Sixteen men from the flagship and five from the Ni?a volunteered to stay behind, under command of Columbus's Cordovan friend Diega de Harana. The Admiral gave them a share of his provisions, most of the trading truck, and the flagship's boat. They were instructed to explore the country with a view to finding a permanent settlement, to trade for gold, and to care for the natives kindly (Morison 81).
Columbus has been much honored for his discovery, as Dyson notes when he writes, "After Jesus Christ, no individual has made a bigger impact on the Western world than Christopher Columbus" (Dyson 14). This impact was not necessarily benign. At first, Columbus and his crew found a population of friendly Taino Indians (Arawaks) who
The system was unrealistic and highly destructive to the Indian population, which died off rapidly from exhaustion, starvation, disease, and other causes. The decimation of the Indian population had arduous consequences, for the settlers needed a new source of labor to live up to the growing demands of sugarcane cultivation. The result was the importation of African slaves graduation exercise in 1503, and by 1520, black African labor was use almost exclusively (Haggerty 4-5).

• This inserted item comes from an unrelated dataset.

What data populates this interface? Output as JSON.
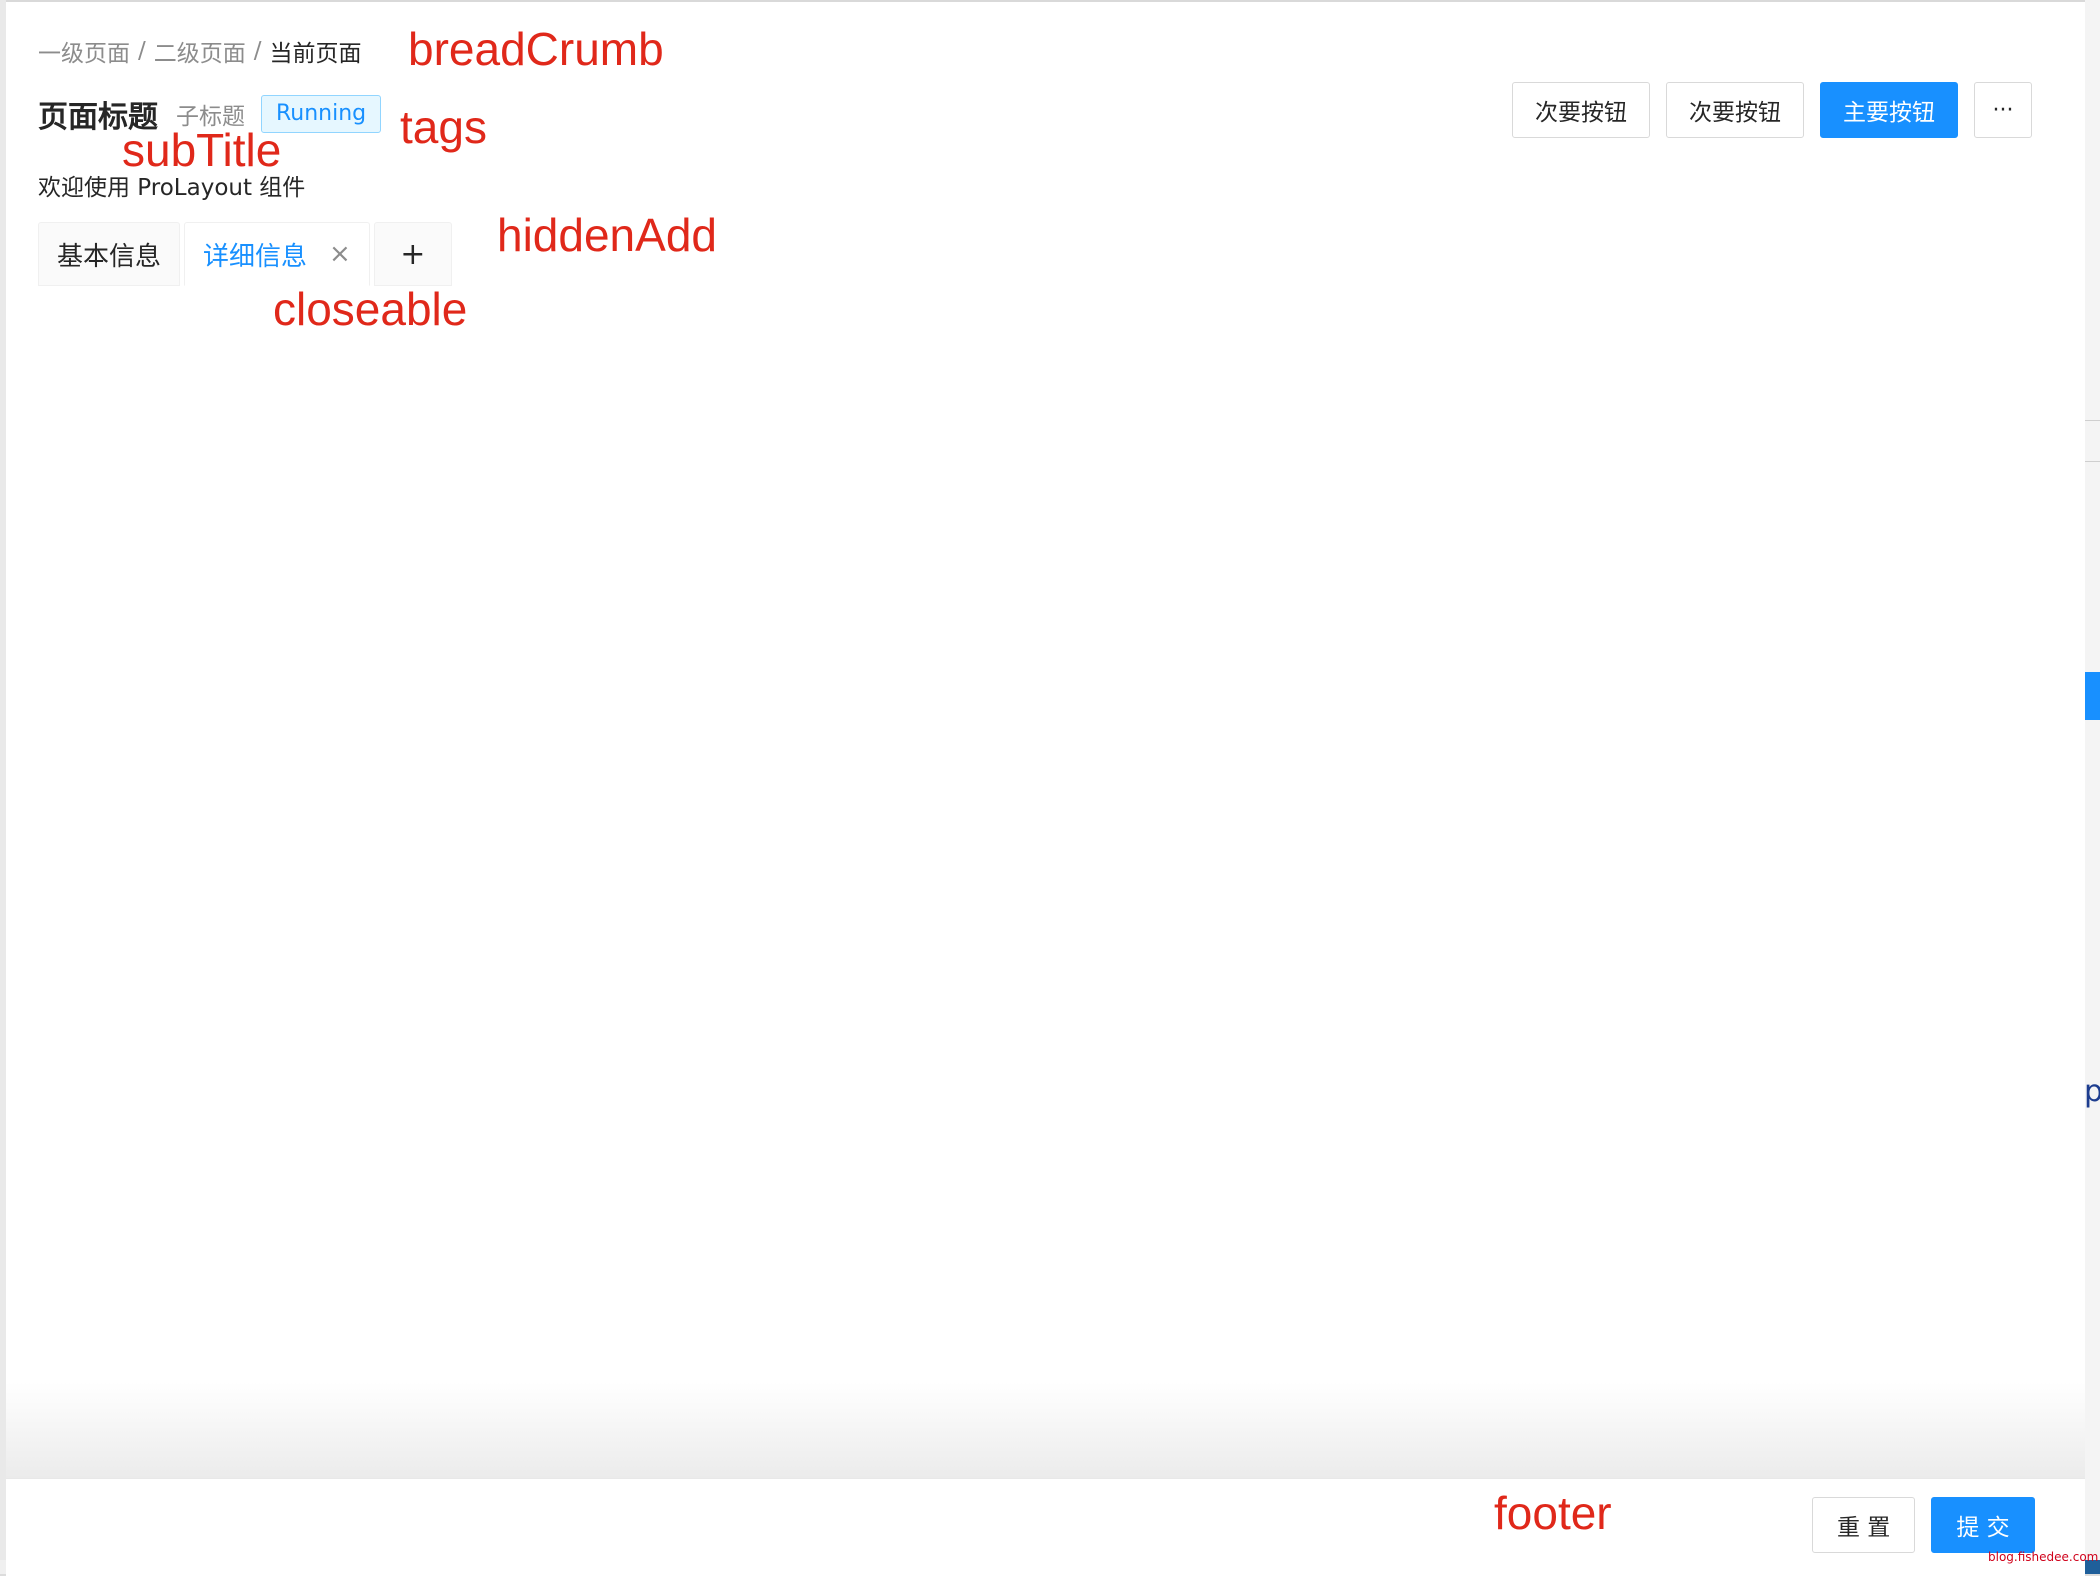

This system persisted, and the landowners managed to benefit from the decentralized function structure that prevailed.
Power was diffused because the capital city, Santo Domingo, also the buns of government for the entire Spanish Indies, oriented itself toward the continental Americas where gold was secured for the Crown, and toward Spain, which provided administrators, supplies, and immigrants. Local governments addressed local issues but were ineffective because on that point was little contact between the capital city and the upstage regions of the island. The large landowners therefore ruled the countryside. As power was accumulated by the governor, the crown established the audiencia, a new political institution intended to check the power of the governor. This was a administration composed of three judges, and the use of this approach spread end-to-end Spanish America. In 1524 the tribunal was designated the Royal Audiencia of Santo Domingo and given legal power in the Caribbean, the Atlantic coast of Central America and Mexico, and the Union coast of South America. Charles V of Spain created the Council of the Indies in 1524 as the crown's main agency for directing colonial affairs. The Roman Catholic church became the primary agency for spreading Spanish culture in the Americas, and the ecclesiastical organization developed for Santo Domingo and later extended end-to-end Spanish America involved a union of church and state that was closer than what was common in Spain itself (Haggerty 6).